Bariatric centers often propose different operations, different peri-operative care protocols and different follow-up visits regimens after the procedure. Introducing an accreditation system for bariatric centers in Poland may positively influence surgical outcomes by standardization of important elements of management [21]. Creating a centralized registry of bariatric surgery centers in USA according to Kuo et al. did not result in impaired access to care. The authors even observed an improvement in access to bariatric surgery among some underserved populations [22]. Furthermore, a centralized accreditation system in Poland would create multiple scientific opportunities for further survey-based studies or multi-center bariatric clinical trials on a large groups of patients, which in the past often led to acquiring new, statistically significant and more precise results [23].
Organization of a surgical center adopted to the needs of obese patients is challenging [24]. Both pre-operative and post-operative care differ significantly in morbidly obese individuals [25]. Adaptations for bariatric patients which should be incorporated into a modern bariatric center include safe means of patient transport, techniques of anesthesia and intra-operative exposure, postoperative recovery and measures to assure postoperative patient safety, hygiene, and comfort [26, 27]. This requires appropriate staffing, operating room and hospital facilities. Results of the survey conducted by Nguyen et al. among bariatric surgeons of the United States of America in 2004 stressed the need for appropriate equipment and facilities capable of handling the morbidly obese and credentialing of bariatric surgeons [28]. Our study indicates that obtaining specialized equipment of an operating theater sized for bariatric patients is particularly challenging in a clinical setting.

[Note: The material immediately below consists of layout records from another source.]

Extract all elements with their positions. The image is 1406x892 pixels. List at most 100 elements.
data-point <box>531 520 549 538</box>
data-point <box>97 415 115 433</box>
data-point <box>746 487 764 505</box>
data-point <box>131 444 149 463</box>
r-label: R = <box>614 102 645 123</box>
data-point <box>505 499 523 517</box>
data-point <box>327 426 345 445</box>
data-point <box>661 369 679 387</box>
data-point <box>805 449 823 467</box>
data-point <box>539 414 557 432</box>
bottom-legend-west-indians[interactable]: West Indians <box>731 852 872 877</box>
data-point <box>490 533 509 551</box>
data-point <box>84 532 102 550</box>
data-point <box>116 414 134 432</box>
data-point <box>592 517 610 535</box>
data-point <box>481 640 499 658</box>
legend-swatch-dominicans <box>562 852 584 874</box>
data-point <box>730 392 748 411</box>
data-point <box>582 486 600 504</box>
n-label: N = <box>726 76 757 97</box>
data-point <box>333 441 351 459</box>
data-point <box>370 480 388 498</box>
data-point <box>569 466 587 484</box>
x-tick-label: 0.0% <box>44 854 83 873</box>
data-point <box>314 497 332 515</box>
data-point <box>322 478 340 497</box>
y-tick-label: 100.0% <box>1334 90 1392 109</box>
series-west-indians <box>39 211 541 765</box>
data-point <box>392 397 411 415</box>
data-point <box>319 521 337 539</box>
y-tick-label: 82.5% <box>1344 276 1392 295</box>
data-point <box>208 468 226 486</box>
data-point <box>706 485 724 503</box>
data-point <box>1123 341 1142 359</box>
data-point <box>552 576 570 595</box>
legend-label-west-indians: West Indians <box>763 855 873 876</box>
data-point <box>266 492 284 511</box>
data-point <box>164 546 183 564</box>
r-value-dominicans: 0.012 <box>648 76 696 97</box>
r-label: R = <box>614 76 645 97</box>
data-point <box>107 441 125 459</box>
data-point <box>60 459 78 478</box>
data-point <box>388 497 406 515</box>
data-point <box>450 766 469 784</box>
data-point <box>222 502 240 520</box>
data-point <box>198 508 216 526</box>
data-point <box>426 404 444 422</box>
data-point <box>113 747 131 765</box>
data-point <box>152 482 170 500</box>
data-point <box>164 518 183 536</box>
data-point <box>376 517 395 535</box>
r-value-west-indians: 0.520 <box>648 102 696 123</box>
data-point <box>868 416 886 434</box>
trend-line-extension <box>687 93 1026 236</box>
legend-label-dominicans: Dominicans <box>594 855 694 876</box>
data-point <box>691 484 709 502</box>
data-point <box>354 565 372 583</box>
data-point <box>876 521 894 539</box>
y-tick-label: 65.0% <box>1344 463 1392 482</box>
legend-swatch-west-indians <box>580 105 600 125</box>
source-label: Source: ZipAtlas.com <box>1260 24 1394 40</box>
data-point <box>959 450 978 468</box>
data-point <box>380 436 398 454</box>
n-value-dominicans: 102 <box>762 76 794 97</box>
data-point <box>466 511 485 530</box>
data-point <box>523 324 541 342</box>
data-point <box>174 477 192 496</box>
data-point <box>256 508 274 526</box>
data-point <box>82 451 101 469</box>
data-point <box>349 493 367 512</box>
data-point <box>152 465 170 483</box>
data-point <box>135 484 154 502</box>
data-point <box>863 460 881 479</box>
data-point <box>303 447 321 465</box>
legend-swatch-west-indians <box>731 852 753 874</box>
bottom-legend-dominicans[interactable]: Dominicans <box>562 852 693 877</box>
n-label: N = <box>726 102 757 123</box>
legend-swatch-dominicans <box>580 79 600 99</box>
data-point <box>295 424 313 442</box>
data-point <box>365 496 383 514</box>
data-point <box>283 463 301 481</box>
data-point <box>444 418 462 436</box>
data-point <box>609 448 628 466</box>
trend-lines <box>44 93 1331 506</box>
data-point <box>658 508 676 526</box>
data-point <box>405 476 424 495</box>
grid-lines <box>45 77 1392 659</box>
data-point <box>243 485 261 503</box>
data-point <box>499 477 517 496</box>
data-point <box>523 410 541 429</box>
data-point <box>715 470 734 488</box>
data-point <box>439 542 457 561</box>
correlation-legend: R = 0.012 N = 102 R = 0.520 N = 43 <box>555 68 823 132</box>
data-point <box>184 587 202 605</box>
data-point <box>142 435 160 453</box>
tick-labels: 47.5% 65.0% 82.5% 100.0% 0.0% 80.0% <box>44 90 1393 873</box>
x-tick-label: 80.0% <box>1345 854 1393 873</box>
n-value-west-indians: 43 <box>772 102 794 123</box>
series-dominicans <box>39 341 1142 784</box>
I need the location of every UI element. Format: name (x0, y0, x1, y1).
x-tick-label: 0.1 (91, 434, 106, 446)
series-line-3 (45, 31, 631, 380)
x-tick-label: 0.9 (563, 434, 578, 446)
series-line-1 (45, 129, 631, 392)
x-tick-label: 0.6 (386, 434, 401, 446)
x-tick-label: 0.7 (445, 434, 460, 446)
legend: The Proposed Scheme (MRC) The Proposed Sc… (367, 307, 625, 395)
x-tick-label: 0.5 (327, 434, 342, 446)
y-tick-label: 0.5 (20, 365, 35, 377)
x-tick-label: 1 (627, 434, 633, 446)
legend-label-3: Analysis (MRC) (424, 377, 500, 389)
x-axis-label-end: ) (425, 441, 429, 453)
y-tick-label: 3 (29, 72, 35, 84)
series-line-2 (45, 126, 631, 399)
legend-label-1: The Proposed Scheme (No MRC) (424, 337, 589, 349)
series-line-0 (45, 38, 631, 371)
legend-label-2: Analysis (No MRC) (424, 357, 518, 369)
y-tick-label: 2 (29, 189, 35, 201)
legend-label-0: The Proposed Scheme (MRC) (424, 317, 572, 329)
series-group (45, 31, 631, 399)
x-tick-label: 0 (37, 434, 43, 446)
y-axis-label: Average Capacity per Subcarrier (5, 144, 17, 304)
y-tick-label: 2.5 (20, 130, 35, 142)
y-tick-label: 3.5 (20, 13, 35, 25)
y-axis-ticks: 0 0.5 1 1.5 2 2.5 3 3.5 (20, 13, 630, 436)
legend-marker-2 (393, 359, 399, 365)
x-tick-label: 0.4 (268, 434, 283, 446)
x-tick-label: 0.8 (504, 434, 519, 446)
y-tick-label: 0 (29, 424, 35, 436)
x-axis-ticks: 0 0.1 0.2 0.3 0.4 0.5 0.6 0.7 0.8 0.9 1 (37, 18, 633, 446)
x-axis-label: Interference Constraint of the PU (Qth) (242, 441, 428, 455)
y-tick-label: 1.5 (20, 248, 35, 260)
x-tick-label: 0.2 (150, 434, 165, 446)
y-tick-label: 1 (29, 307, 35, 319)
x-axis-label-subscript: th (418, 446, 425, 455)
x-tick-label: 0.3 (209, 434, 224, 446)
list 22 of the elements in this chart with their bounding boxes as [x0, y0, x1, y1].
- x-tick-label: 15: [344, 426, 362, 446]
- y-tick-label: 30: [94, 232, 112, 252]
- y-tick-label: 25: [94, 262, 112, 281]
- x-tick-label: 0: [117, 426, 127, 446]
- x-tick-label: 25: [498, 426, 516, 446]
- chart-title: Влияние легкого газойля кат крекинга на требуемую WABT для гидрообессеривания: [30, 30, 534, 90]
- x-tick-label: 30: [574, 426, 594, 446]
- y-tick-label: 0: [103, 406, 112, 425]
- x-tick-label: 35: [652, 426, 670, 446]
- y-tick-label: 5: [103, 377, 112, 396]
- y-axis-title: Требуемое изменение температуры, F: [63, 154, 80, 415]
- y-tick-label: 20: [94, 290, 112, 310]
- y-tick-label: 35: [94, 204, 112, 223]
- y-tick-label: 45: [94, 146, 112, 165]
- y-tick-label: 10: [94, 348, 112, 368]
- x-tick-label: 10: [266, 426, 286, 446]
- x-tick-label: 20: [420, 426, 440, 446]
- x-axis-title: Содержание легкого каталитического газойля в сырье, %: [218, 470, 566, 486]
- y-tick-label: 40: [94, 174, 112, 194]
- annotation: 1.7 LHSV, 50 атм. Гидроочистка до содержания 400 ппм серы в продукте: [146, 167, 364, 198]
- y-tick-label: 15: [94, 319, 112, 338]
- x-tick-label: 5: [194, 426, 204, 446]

This study is associated with several limitations. Firstly, the overall number of 70 respondents is relatively low. Secondly, we concentrated only on European bariatric departments, so it may be difficult to generalize our results to other continents. The third limitation results from the lack of precise comparison between peri-operative care protocols between centers, which might cause differences in experienced difficulties. However, bariatric centers participating in our survey based their peri-operative care protocols on recommendations included in recently published Polish guidelines, so the course of peri-operative care should be comparable [4]. Unfortunately, the data gathered by our survey are limited. Researchers studying the organizational status of bariatric surgery in Poland in the future may consider a more comprehensive data collection method.
Conclusions
Pre-operative recommendations including smoking, physical activity or weight loss are difficult to execute. Introducing ERAS protocol based peri-operative care in bariatric departments remains difficult in reality. We believe that efforts should be made to implement at least components of this approach, due to the currently confirmed beneficial impact of the ERAS protocol on outcomes, including among bariatric patients. Further research could identify potential ways to improve compliance with preoperative recommendations and means to overcome difficulties associated with introducing ERAS. The development of specialized bariatric centers, which would be included in the centralized register and equipped with specialized infrastructure for morbidly obese patients, seems to be the next step to improve post-operative results.